Monzo entering the BNPL space.
Are they too late or is this the move we were all waiting for?
Monzo entering the BNPL space.
Personally i how they avoid this. BNPL isn’t good for your credit score and companies that offer it have bad reputations.
Save up instead. It will take the same amount of months and you will enjoy what you bought more because of the work you put into it
I’m not sure that’s true. Xbox all access is financed under one of these, and it had zero impact on my credit score.
I paid it all off soon after though. Only purchased it that way, because it was a bit cheaper than buying the console and gamepass outright over the course of two years.
BNPL has been around for ages. The only thing that has change is the consumer behavior.
Back when I was a student I bought my first laptop with BNPL from the bank because I couldn’t afford it to pay the lump sum immediately.
I get the fact that nowadays, youngsters are using for ASOS and others. But that’s not a BNPL issue It is a consumer behavior and educational issue.
How do these things show on your credit file? Are they just like normal loan agreements, or can lenders see that it’s a BNPL three month thing?
And if someone uses it a lot, how easy is it to keep track of? Is there an app that lists all the agreements you have with Klarna, let’s say, or do you just have to keep track of each monthly repayment you have, which is a disaster waiting to happen
I understand if you’re paying 1473% interest but lots of them are interest free.
I’m a big user of Klarna, find it easier to manage money using then, and there is a really simple dashboard within the app to see what your situation is at the time.
Sensible move from Monzo to go here
Sadly, taking credit is generally good for your ‘credit score’.
Not that it matters because your credit score doesn’t tell you a lot about what you can or can’t borrow in different circumstances
Are they? Have I missed something?
Edit: article here - Monzo wades into booming buy now, pay later market
It’s all interest free until you end up with loads of them and you over run yourself and your take home pay has gone.
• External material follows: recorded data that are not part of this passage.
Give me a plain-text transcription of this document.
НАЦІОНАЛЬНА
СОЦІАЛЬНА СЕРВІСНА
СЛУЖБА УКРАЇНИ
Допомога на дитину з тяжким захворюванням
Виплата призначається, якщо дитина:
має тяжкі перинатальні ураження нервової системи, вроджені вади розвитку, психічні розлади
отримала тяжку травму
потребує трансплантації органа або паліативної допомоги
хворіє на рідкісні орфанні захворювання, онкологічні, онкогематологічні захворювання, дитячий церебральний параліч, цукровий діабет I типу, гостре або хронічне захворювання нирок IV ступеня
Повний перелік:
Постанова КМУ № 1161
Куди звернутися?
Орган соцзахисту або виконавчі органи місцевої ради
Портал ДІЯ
Pay for things with your own money is what I have always been brought up to believe and still do now.
Good question! Only a soft search appeared on mine from Klarna. Nothing beyond that.
Yup, Klarna has an app for this. PayPal credit list all of these at the top of the PayPal credit page. How long is left until the interest free period ends, and how much is left to pay on them.
Then don’t do that then
I use them all the time, it’s just easier
How are you going to buy a house? Or expensive car?
Mortgages and Loans are not BNPL to be fair. And you can only have so many of them. They are limited edition borrowing.
It’s a matter of perspective I guess. The reason I don’t use them is they are there - like lots of things - to encourage you to buy more things overall. And they tend to work well on that.
I know my own behaviour to know that if I bought things on finance I would buy more stuff, so I don’t do it. People can make their own judgement, I guess, but everyone should have their eyes open in that ‘free credit’ often has a cost.
I suspect the credit pots are leaking. @Dan5 was this you communicating via emoji semaphore with the Standard?
I understand why people would use them, but I generally try to refrain from it as it’s easier/better for my cash flow to pay on a credit card and have the money go out in one go.
Is this the new credit pot thing we’re expecting or something else?
In general they don’t report to the credit bureau. This is one of the things that came out of the Woolard Review from the FCA.
They’re going to need to start reporting in the near future.
Interesting… so at the moment there’s no hit until people fail to pay. I’d be interested to see how the reporting will work – well they add a hard search + loan for each and every item, or will they add one credit line like a credit card would and then vary the balance of that… do you know any more about this?
And, theoretically, if Monzo were working on such a thing, in the form of a hypothetical credit pot that may or may not launch next week, how would that be implemented, in theory?
I don’t see a massive difference between them and a credit card, which is designed to essentially be “here, buy this now and pay us back later”.
With some tweaks in regulation they can provide a way for people to get medium priced goods that they might otherwise have had to save up for over 2/3 months.
They aren’t designed for constant shopping sprees and buying more than you can reasonably afford over time.
I’ve used a few, and only ever one item at a time. Could I have saved up over 3 months for my Nintendo? Sure. Was I fine with paying for it interest free over 3 months so I could have it now and not pay any extra? Why not!